斬った小剣はそのまま後ろに飛んでいった。
「へぇ・・・上手く避けたわね。・・・一撃目は」
そういうとエリサはニヤリっと笑った。その笑いに背筋がゾクゾクする。俺はバッと振り返った。そこには後ろに飛んでいった小剣が、ブーメランの要領でこちらに戻ってきた。
「ちっ!」
俺は剣を振り下ろして、左側の小剣を叩き落す。そのまま叩き落したほうに体を移動させて、右側の方の小剣を避けようとするが、上手い具合に俺の脇腹を斬りエリサの右手に戻ってゆく。
「くっ!」
斬られた事によりバランスを崩し、避けた左側へそのまま倒れこむ。立ち上がろうとするのだが脇腹の痛みで立ち上がれない。
「やってやる!なんて言ってた割には、私に一撃も与えられなかったわね」
エリサは堕ちていた小剣を拾い、2本を腰の鞘にしまい、もう2本を俺の首元へ突きつけた。
「ま、ヒョロヒョロにしてはがんばったんじゃない?」
それだけ言うとエリサは、もう2本の小剣をしまい、俺へ手を差し伸べる。
「ほら、一人じゃ立てないんでしょ?掴まって」
「・・・ああ」
俺は何処で間違えたのか考えながらエリサの肩を借りて、アリサの手伝う診療所へ向かった。
――――――
いつも訓練してる場所から数分はなれた所にある、診療所に着いた。
トントン・・・
「失礼します」
エリサはそういうと、中の返事を待たずしてズコズコ中へ入ってゆく。
「まあ、エリサちゃんじゃない?どうしたの?」
俺はいきなりは入れないと何故か思ったのでドア付近で待機してる。

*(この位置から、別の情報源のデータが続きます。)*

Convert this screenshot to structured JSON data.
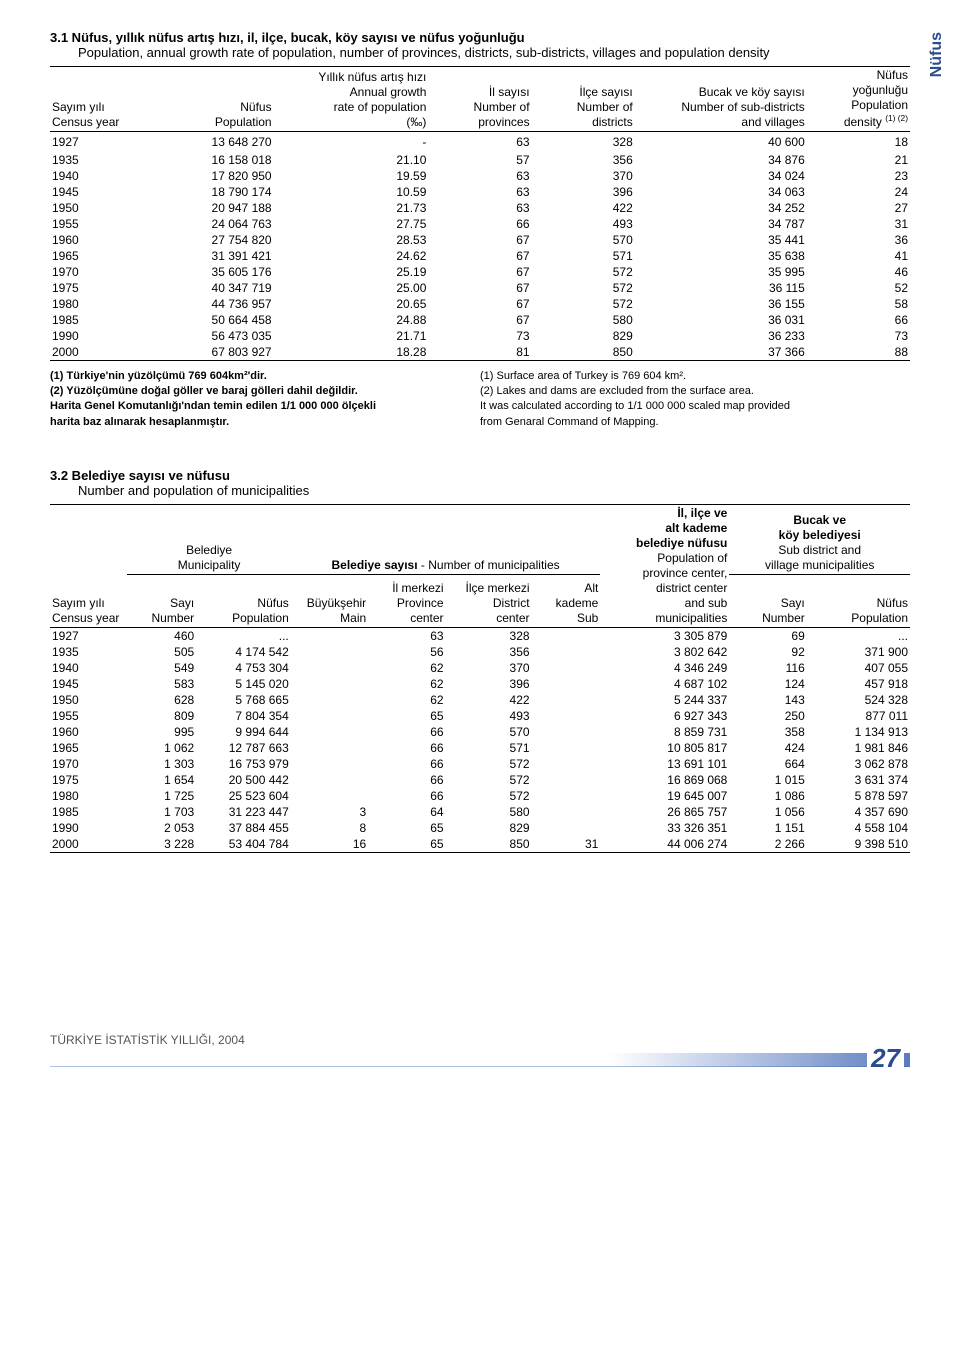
{
  "side_tab": "Nüfus",
  "section1": {
    "title_tr": "3.1 Nüfus, yıllık nüfus artış hızı, il, ilçe, bucak, köy sayısı ve nüfus yoğunluğu",
    "title_en": "Population, annual growth rate of population, number of provinces, districts, sub-districts, villages and population density",
    "headers": {
      "c0_l0": "Sayım yılı",
      "c0_l1": "Census year",
      "c1_l0": "Nüfus",
      "c1_l1": "Population",
      "c2_l0": "Yıllık nüfus artış hızı",
      "c2_l1": "Annual growth",
      "c2_l2": "rate of population",
      "c2_l3": "(‰)",
      "c3_l0": "İl sayısı",
      "c3_l1": "Number of",
      "c3_l2": "provinces",
      "c4_l0": "İlçe sayısı",
      "c4_l1": "Number of",
      "c4_l2": "districts",
      "c5_l0": "Bucak ve köy sayısı",
      "c5_l1": "Number of sub-districts",
      "c5_l2": "and villages",
      "c6_l0": "Nüfus",
      "c6_l1": "yoğunluğu",
      "c6_l2": "Population",
      "c6_l3": "density ",
      "c6_sup": "(1) (2)"
    },
    "rows": [
      [
        "1927",
        "13 648 270",
        "-",
        "63",
        "328",
        "40 600",
        "18"
      ],
      [
        "1935",
        "16 158 018",
        "21.10",
        "57",
        "356",
        "34 876",
        "21"
      ],
      [
        "1940",
        "17 820 950",
        "19.59",
        "63",
        "370",
        "34 024",
        "23"
      ],
      [
        "1945",
        "18 790 174",
        "10.59",
        "63",
        "396",
        "34 063",
        "24"
      ],
      [
        "1950",
        "20 947 188",
        "21.73",
        "63",
        "422",
        "34 252",
        "27"
      ],
      [
        "1955",
        "24 064 763",
        "27.75",
        "66",
        "493",
        "34 787",
        "31"
      ],
      [
        "1960",
        "27 754 820",
        "28.53",
        "67",
        "570",
        "35 441",
        "36"
      ],
      [
        "1965",
        "31 391 421",
        "24.62",
        "67",
        "571",
        "35 638",
        "41"
      ],
      [
        "1970",
        "35 605 176",
        "25.19",
        "67",
        "572",
        "35 995",
        "46"
      ],
      [
        "1975",
        "40 347 719",
        "25.00",
        "67",
        "572",
        "36 115",
        "52"
      ],
      [
        "1980",
        "44 736 957",
        "20.65",
        "67",
        "572",
        "36 155",
        "58"
      ],
      [
        "1985",
        "50 664 458",
        "24.88",
        "67",
        "580",
        "36 031",
        "66"
      ],
      [
        "1990",
        "56 473 035",
        "21.71",
        "73",
        "829",
        "36 233",
        "73"
      ],
      [
        "2000",
        "67 803 927",
        "18.28",
        "81",
        "850",
        "37 366",
        "88"
      ]
    ],
    "footnotes_left": [
      "(1) Türkiye'nin yüzölçümü 769 604km²'dir.",
      "(2) Yüzölçümüne doğal göller ve baraj gölleri dahil değildir.",
      "Harita Genel Komutanlığı'ndan temin edilen 1/1 000 000 ölçekli",
      "harita baz alınarak hesaplanmıştır."
    ],
    "footnotes_right": [
      "(1) Surface area of Turkey is 769 604 km².",
      "(2) Lakes and dams are excluded from the surface area.",
      "It was calculated according to 1/1 000 000 scaled map provided",
      "from Genaral Command of Mapping."
    ]
  },
  "section2": {
    "title_tr": "3.2 Belediye sayısı ve nüfusu",
    "title_en": "Number and population of municipalities",
    "headers": {
      "mun_tr": "Belediye",
      "mun_en": "Municipality",
      "mun_count_tr": "Belediye sayısı",
      "mun_count_en": " - Number of municipalities",
      "col0_l0": "Sayım yılı",
      "col0_l1": "Census year",
      "col1_l0": "Sayı",
      "col1_l1": "Number",
      "col2_l0": "Nüfus",
      "col2_l1": "Population",
      "col3_l0": "Büyükşehir",
      "col3_l1": "Main",
      "col4_l0": "İl merkezi",
      "col4_l1": "Province",
      "col4_l2": "center",
      "col5_l0": "İlçe merkezi",
      "col5_l1": "District",
      "col5_l2": "center",
      "col6_l0": "Alt",
      "col6_l1": "kademe",
      "col6_l2": "Sub",
      "col7_l0": "İl, ilçe ve",
      "col7_l1": "alt kademe",
      "col7_l2": "belediye nüfusu",
      "col7_l3": "Population of",
      "col7_l4": "province center,",
      "col7_l5": "district center",
      "col7_l6": "and sub",
      "col7_l7": "municipalities",
      "col8_l0": "Bucak ve",
      "col8_l1": "köy belediyesi",
      "col8_l2": "Sub district and",
      "col8_l3": "village municipalities",
      "col8a_l0": "Sayı",
      "col8a_l1": "Number",
      "col8b_l0": "Nüfus",
      "col8b_l1": "Population"
    },
    "rows": [
      [
        "1927",
        "460",
        "...",
        "",
        "63",
        "328",
        "",
        "3 305 879",
        "69",
        "..."
      ],
      [
        "1935",
        "505",
        "4 174 542",
        "",
        "56",
        "356",
        "",
        "3 802 642",
        "92",
        "371 900"
      ],
      [
        "1940",
        "549",
        "4 753 304",
        "",
        "62",
        "370",
        "",
        "4 346 249",
        "116",
        "407 055"
      ],
      [
        "1945",
        "583",
        "5 145 020",
        "",
        "62",
        "396",
        "",
        "4 687 102",
        "124",
        "457 918"
      ],
      [
        "1950",
        "628",
        "5 768 665",
        "",
        "62",
        "422",
        "",
        "5 244 337",
        "143",
        "524 328"
      ],
      [
        "1955",
        "809",
        "7 804 354",
        "",
        "65",
        "493",
        "",
        "6 927 343",
        "250",
        "877 011"
      ],
      [
        "1960",
        "995",
        "9 994 644",
        "",
        "66",
        "570",
        "",
        "8 859 731",
        "358",
        "1 134 913"
      ],
      [
        "1965",
        "1 062",
        "12 787 663",
        "",
        "66",
        "571",
        "",
        "10 805 817",
        "424",
        "1 981 846"
      ],
      [
        "1970",
        "1 303",
        "16 753 979",
        "",
        "66",
        "572",
        "",
        "13 691 101",
        "664",
        "3 062 878"
      ],
      [
        "1975",
        "1 654",
        "20 500 442",
        "",
        "66",
        "572",
        "",
        "16 869 068",
        "1 015",
        "3 631 374"
      ],
      [
        "1980",
        "1 725",
        "25 523 604",
        "",
        "66",
        "572",
        "",
        "19 645 007",
        "1 086",
        "5 878 597"
      ],
      [
        "1985",
        "1 703",
        "31 223 447",
        "3",
        "64",
        "580",
        "",
        "26 865 757",
        "1 056",
        "4 357 690"
      ],
      [
        "1990",
        "2 053",
        "37 884 455",
        "8",
        "65",
        "829",
        "",
        "33 326 351",
        "1 151",
        "4 558 104"
      ],
      [
        "2000",
        "3 228",
        "53 404 784",
        "16",
        "65",
        "850",
        "31",
        "44 006 274",
        "2 266",
        "9 398 510"
      ]
    ]
  },
  "footer_text": "TÜRKİYE İSTATİSTİK YILLIĞI, 2004",
  "page_number": "27",
  "colors": {
    "brand": "#2B4C8C"
  }
}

で、中からはちょっと歳の取ったおばあさんみたいな声が聞こえた。優しくて、暖かい声だ。
「訓練相手が怪我をしたので連れて来ました。・・・って入りなさいよ」
右腕を思いっきり引っ張られてしまう。今の怪我の状態からだと、かなり!痛い。
「痛い!痛い!痛いって!」
俺の悲痛な声はエリサの耳には、右から入って左に抜けるようなものだった。
「あらあら、すごく痛そうね。エリサちゃんにやられたの?」
先生は俺の傷を擦りながら俺とエリサの顔を交互に見る。
「ふんっ、この男が貧弱だからイケナイのよ」
なんだかイケナイの部分を強調されてしまった。
「なんだよ、一週間やそこらじゃすぐ強くなれるわけ無いだろ?」
「へぇ、やってやる!なんて言っていたのは?」
治療が開始した俺を、エリサはジトーと見てくる。エリサがやると更に嫌な感じだ!
「に、人間失敗もあるのさ・・・」
冷や汗を掻きながら誤魔化す。エリサは「あ〜そ〜」なんて言って凄く顔は笑っている。
「はい、終わりです。お疲れ様でした」
先生は消毒と包帯を巻いてくれた。いつもはアリサがやる仕事らしいが、彼女は今、薬草を買いに行っているところだった。
「そういえばトキさん?一つ気になっていたのですが・・・」
「はい?」
「その右目・・・怪我ですか?ずいぶん変わった眼帯されてますし・・・」
そういうと先生は右目の眼帯を見る。・・・あまり触れて欲しくない事なんだけど・・・。
「あ、いえ、気にしないでください」
「あ、そうだ。ちょうど薬草に漬けた眼帯があるんですよ」
「いえ、本当に気にしないでください」
俺は先生が席を立とうとするのを両手で制止する。
「トキさんこそ、気にしなくていいですよ?お金が気になりますか?大丈夫です。サービスしますよ」
「・・・俺自身あまり触れて欲しくない事なんです」
静かにそういうと先生は椅子に座り「そうですか」と黙ってしまい、かなり重い雰囲気になってしまった。
「ふんっ、なによ、重たい空気になっちゃって。そんなものさっさと外しちゃいなさいよ」
そんなセリフと共に俺の眼帯を外そうと実力行使に出てきやがった。
「くっ、触るなって言ってるんだ!」
俺はギロッとエリサを睨みつける。するとエリサは、何かに突き飛ばされたみたいに、診療所の壁に激突した。
「うっ・・・あ、あんた・・・・・今、何したの?」
エリサは壁に激突した痛みを堪えてる様子で俺を睨みつける。
「お、俺は、別に睨み付けただけで・・・」
それから二人とも黙ってしまった。雰囲気は先ほどよりもずいぶん重たいものになってしまった。
「あ、そういえばアリサちゃんが言ってたわ。『トキさんは能力者なんですよ』って。という事は、今のは能力じゃないのかしら?」
「で、でも。俺、能力の訓練なんてしてないですよ・・・」
俺は顔をうつむきながら答える。
「能力者は肉体の強さと精神の強さがオーラになるらしいわ。トキさんは、訓練で少しずつ能力が使えるようになったんじゃないかしら?」
「それなら私のおかげね」
何故か胸を張るエリサ。・・・いやいや、お前がえばる事じゃないだろ。
「能力の発動か・・・」
俺は誰にも聴こえないように呟く。・・・アリサが知ったらどんなリアクションするだろう・・・。